使用する抗がん剤にもよりますがPS0~2までなら治療は減量や休薬といったon-offを繰り返しながら行えますが、PS3以上だと忍容性がなく治療を行うことができない状態といっても差し支えありません。

患者は
「抗がん剤治療はつらくて当たり前」
「病院の人にきついなんて言えない」
と薬局でのみ聞かせてくれる話もあるので是非ともPSの評価方法について知っておいてください。そして服薬指導時には日常生活の状況を評価し、必要に応じて処方元へ情報提供書を作成できるようにしておくといいかもしれません。

【RESIST分類】

文頭に書いたSDとかその辺の分類のやつです。
一言でまとめると『固形がんの治療効果判定』です。
大まかに分けると
・CR(完全奏功:Complete Response)
・PR(部分奏功:Parital Response)
・PD(進行:Progressive Disease)
・SD(安定:Stable Disease)
の4つからなります。

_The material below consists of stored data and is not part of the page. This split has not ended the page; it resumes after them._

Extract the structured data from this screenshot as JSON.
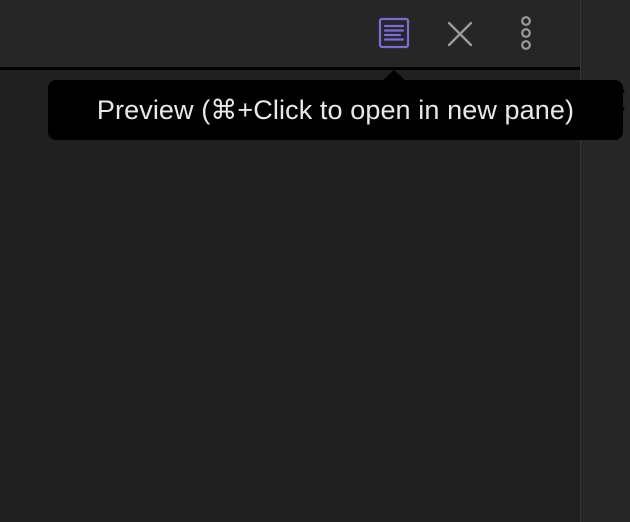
{
  "toolbar": {
    "preview_icon": "document-lines-icon",
    "close_icon": "close-icon",
    "more_icon": "more-options-icon"
  },
  "tooltip": {
    "text": "Preview (⌘+Click to open in new pane)"
  },
  "colors": {
    "accent": "#7b6cd9",
    "icon_gray": "#9a9a9a",
    "tooltip_bg": "#000000",
    "tooltip_text": "#e8e8e8"
  }
}
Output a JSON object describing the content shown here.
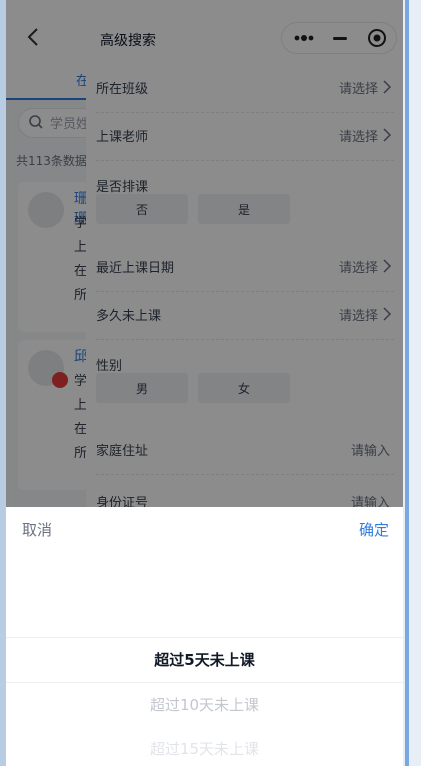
{
  "background_page": {
    "tab_label": "在",
    "search_placeholder": "学员姓",
    "count_text": "共113条数据",
    "cards": [
      {
        "name": "珊珊",
        "lines": [
          "学管",
          "上课",
          "在读",
          "所在"
        ]
      },
      {
        "name": "邱",
        "lines": [
          "学管",
          "上课",
          "在读",
          "所在"
        ]
      }
    ]
  },
  "filter_panel": {
    "title": "高级搜索",
    "capsule": {
      "more_icon": "more-dots-icon",
      "minimize_icon": "minus-icon",
      "close_icon": "target-close-icon"
    },
    "rows": [
      {
        "label": "所在班级",
        "value": "请选择"
      },
      {
        "label": "上课老师",
        "value": "请选择"
      },
      {
        "label": "最近上课日期",
        "value": "请选择"
      },
      {
        "label": "多久未上课",
        "value": "请选择"
      },
      {
        "label": "家庭住址",
        "value": "请输入"
      },
      {
        "label": "身份证号",
        "value": "请输入"
      }
    ],
    "scheduled": {
      "label": "是否排课",
      "options": [
        "否",
        "是"
      ]
    },
    "gender": {
      "label": "性别",
      "options": [
        "男",
        "女"
      ]
    }
  },
  "picker": {
    "cancel_label": "取消",
    "confirm_label": "确定",
    "options": [
      "超过5天未上课",
      "超过10天未上课",
      "超过15天未上课"
    ],
    "selected_index": 0
  },
  "colors": {
    "accent": "#2f7de1",
    "overlay": "rgba(0,0,0,0.45)"
  }
}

詳細は以下の表のとおりです。

図2:RECEST分類

これを参考にすると文頭に記載した薬歴アセスメントの
「FOLFOX+BEV療法SD」というのは
「FOLFOX+BEV療法でがんが悪化せずに安定しているよ」
ということになります。
略語を知らない人がいる店舗で使用するのは賛否分かれると思いますが、
『薬歴時間短縮+なんでレジメン変更になったのか』
後追いするのにも有用なのでぜひ知っておいてください。

【有効性評価】

これは論文を読む上で重要になる評価項目です。
薬局薬剤師が薬歴や患者指導業務で使用することはほとんどありませんが新しい治療方法が出たときに原著論文読めないとまずいと思ったのでまとめました。

本評価方法は以下の4項目分類されます
・OS(Overall Survival:全生存期間)
・ORR(Overall Response Rate:全奏効率)
・DFS(Disease Free Survival:無病生存期間)
・PFS(Progession Free Survival:無病悪生存期間)

他の表と同様にまとめると大体以下のとおりです。

図3:有効性評価まとめ

あくまで他薬剤師さんから聞いた限りの話になりますが、
「PFSがよくてもOSが他の治療と比較して有意差ないと承認受けることができないことがある」らしいです。
最近は患者さんも自分で治療方法とか調べて細かい子と質問してくることが多い気がするので、薬局薬剤師も知っておいた方がいい項目だなーっと思ってます。

【最後に】

本日は独断と偏見を基に薬局薬剤師も知っておいてほしい評価方法3つに絞ってまとめました。この評価方法はがん治療だけではなく他疾患の際にも重要になる指標ですので是非覚えておいてください。

文頭でも記載しましたが、今度は有害事象評価項目であるCTCAEについてまとめる予定ですのでよろしくお願いします。